Para começar a entender o básico do mercado financeiro é importante que você conheça dois conceitos fundamentais: a SELIC e o CDI. A SELIC é a taxa básica de juros da economia que o Banco Central do Brasil define se baseando nos níveis de inflação, desemprego, crescimento do País e diversos outros fatores. Hoje (em fevereiro/2018), a SELIC é de 6,50% ao ano.

Essa taxa afeta diretamente o bolso dos brasileiros, pois ela serve de referência para investimentos e financiamentos. Ou seja, quanto maior for a SELIC, maiores serão os custos de financiamentos e maiores serão as taxas de rentabilidade de alguns investimentos financeiros. Quanto menor a SELIC, menores os custos e menor a rentabilidade.

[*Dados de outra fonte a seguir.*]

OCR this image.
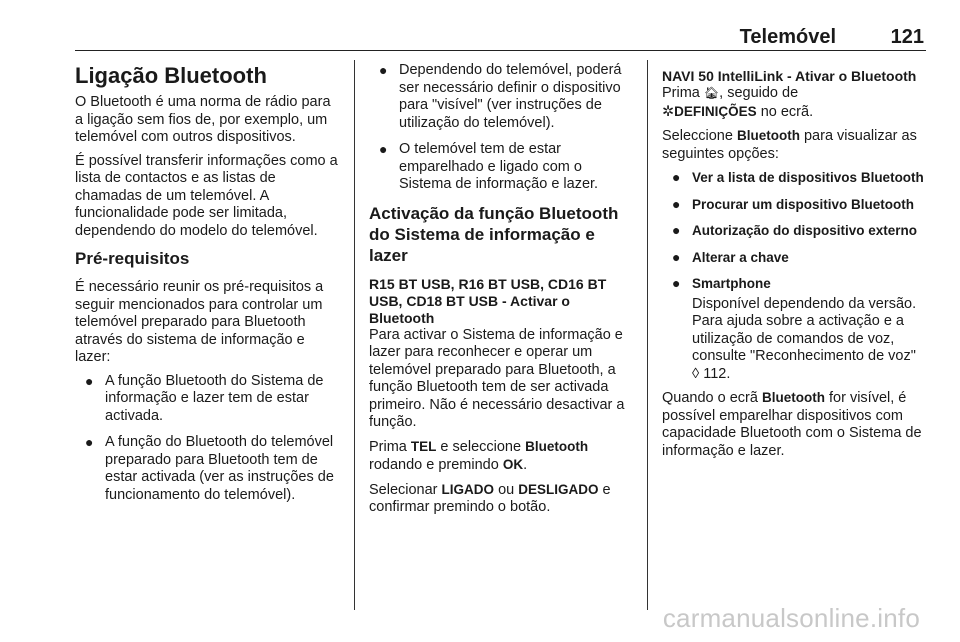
Telemóvel	121
Ligação Bluetooth

O Bluetooth é uma norma de rádio para a ligação sem fios de, por exemplo, um telemóvel com outros dispositivos.

É possível transferir informações como a lista de contactos e as listas de chamadas de um telemóvel. A funcionalidade pode ser limitada, dependendo do modelo do telemóvel.

Pré-requisitos

É necessário reunir os pré-requisitos a seguir mencionados para controlar um telemóvel preparado para Bluetooth através do sistema de informação e lazer:

● A função Bluetooth do Sistema de informação e lazer tem de estar activada.
● A função do Bluetooth do telemóvel preparado para Bluetooth tem de estar activada (ver as instruções de funcionamento do telemóvel).
● Dependendo do telemóvel, poderá ser necessário definir o dispositivo para "visível" (ver instruções de utilização do telemóvel).
● O telemóvel tem de estar emparelhado e ligado com o Sistema de informação e lazer.
Activação da função Bluetooth do Sistema de informação e lazer
R15 BT USB, R16 BT USB, CD16 BT USB, CD18 BT USB - Activar o Bluetooth

Para activar o Sistema de informação e lazer para reconhecer e operar um telemóvel preparado para Bluetooth, a função Bluetooth tem de ser activada primeiro. Não é necessário desactivar a função.

Prima TEL e seleccione Bluetooth rodando e premindo OK.

Selecionar LIGADO ou DESLIGADO e confirmar premindo o botão.

NAVI 50 IntelliLink - Ativar o Bluetooth

Prima 🏠︎, seguido de
✲DEFINIÇÕES no ecrã.

Seleccione Bluetooth para visualizar as seguintes opções:

● Ver a lista de dispositivos Bluetooth
● Procurar um dispositivo Bluetooth
● Autorização do dispositivo externo
● Alterar a chave
● Smartphone
Disponível dependendo da versão. Para ajuda sobre a activação e a utilização de comandos de voz, consulte "Reconhecimento de voz" ◊ 112.

Quando o ecrã Bluetooth for visível, é possível emparelhar dispositivos com capacidade Bluetooth com o Sistema de informação e lazer.

carmanualsonline.info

Já o CDI (Certificado de Depósito Interbancário) é a taxa de juros que os bancos cobram para emprestar dinheiro entre si. E por ser amplamente utilizado no sistema bancário, o CDI também é usado como um indexador para diversos investimentos do mercado financeiro, especialmente os de renda fixa. Além disso, como o CDI é baseado na taxa SELIC, ele tem um valor muito próximo. Em janeiro/2016, o CDI está em 6,40% ao ano (bem próximo à SELIC que está em 6,50%).

Quando se informa a rentabilidade de um investimento, normalmente ele é apresentado em porcentagem do Certificado de Depósito Interbancário. Assim, se um investimento rende 100% do CDI, podemos dizer que ele rende 6,40% ao ano, até que a SELIC seja alterada novamente.

Utilizando a SELIC como pedal para regular a Economia

O Banco Central pode aumentar ou diminuir a SELIC para estimular ou frear a economia. Quando o ele aumenta a SELIC, seu objetivo é frear a economia, uma vez que com financiamentos mais caros, pessoas e empresas tendem a consumir e investir menos. Quando ele diminui a SELIC, o objetivo é estimular a economia. Nesse caso, as pessoas e empresas tendem a consumir mais e investir na expansão dos negócios. Nos últimos anos (2016, 2017 e 2018), o Banco Central vem diminuindo a taxa SELIC, com o objetivo de estimular a economia e gerar novamente crescimento para o país. 

Quem tinha um investimento pagando um determinado percentual do CDI, ganhava mais cada vez que o Banco Central aumentava a SELIC; em um cenário de alta de juros é conveniente que se tenha investimentos indexados ao CDI.

Para cenários de queda da SELIC, outros investimentos passam a ser mais interessantes (investimentos com taxas pré-fixadas, por exemplo), mas isso é assunto para uma próxima conversa. Espero ter deixado o mercado mais simples para você.